Nevertheless, the release of this month’s annual house price statistics from the Land Registry still had me gasping in disbelief. The gulf between average house prices in our major cities across the country is staggering and the gap between average house prices in London and pretty much everywhere else is particularly telling.

We are talking about a whole different economy in the capital, with average prices in Greater London up 9.3 per cent compared with a 0.5 per cent fall in the north and a 14.6 per cent fall in Northern Ireland.

This means the job of a mortgage broker also varies widely depending on your patch. For example, there are very different challenges to face in the north-eastern town of Hartlepool, where annual prices are down 9.5 per cent compared with the London borough of Kensington and Chelsea, where prices are up a no less than 20.2 per cent.

Many clients, particularly in the north, are simply stuck. Unable to sell, move or even re-mortgage, they are in a vicious cycle of a stagnant market and tumbling house prices.

It does not help that valuers in these areas also tend to be pessimistic when valuing a property for the lender.

For mortgage brokers in the region this means mortgages often fall away after the groundwork has already been done.

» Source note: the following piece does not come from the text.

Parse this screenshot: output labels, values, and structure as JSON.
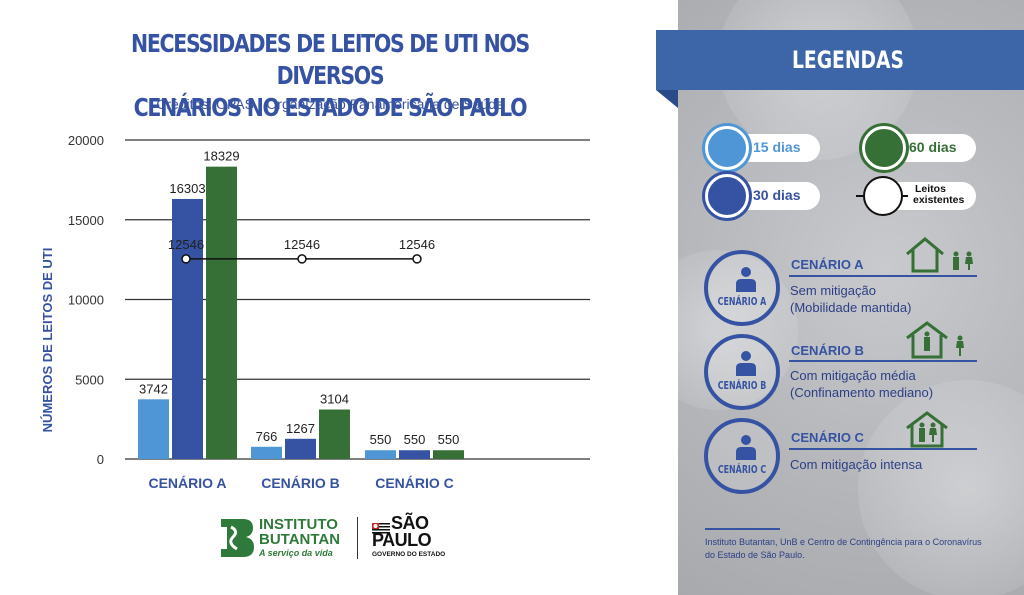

If the property in question is a new build flat the problem is exacerbated even further as lenders want to limit their exposure and only lend to a percentage of the flats in a single development. It is extremely challenging for brokers who need to break the news to their clients that their property is worth 20 per cent less that they thought.

With falling prices in areas like Hartlepool, County Durham and Blackpool more and more people are simply walking away from their debt, leading to repossessions and further dips in house prices.

However, local brokers are still able to turn around a good proportion of mortgage leads now that so many of their counterparts are leaving the industry or heading down south for an easier ride.

The same can not be said for many places in Scotland and Northern Ireland. Some districts have taken such a hammering in terms of house prices that many brokerages – including my own – have relocated brokers from these areas.

Of course, it is not all rosy in the south for brokers as more and more competition heads down the country to compete for the same leads. And brokers are not the only ones. As more people migrate to London and the surrounding areas to take advantage of better economic and employment prospects, the supply and demand ratio pushes housing prices up even further.

Average rents are at a record high in London. This does mean that brokers can stack up the client numbers in the buy to let market, which is proving a great investment.

The Government could do much to help our clients and get more fluidity in the market by setting up regional stamp duty breaks or state-backed mortgage indemnity guarantees not just for new-build properties but for whole regions.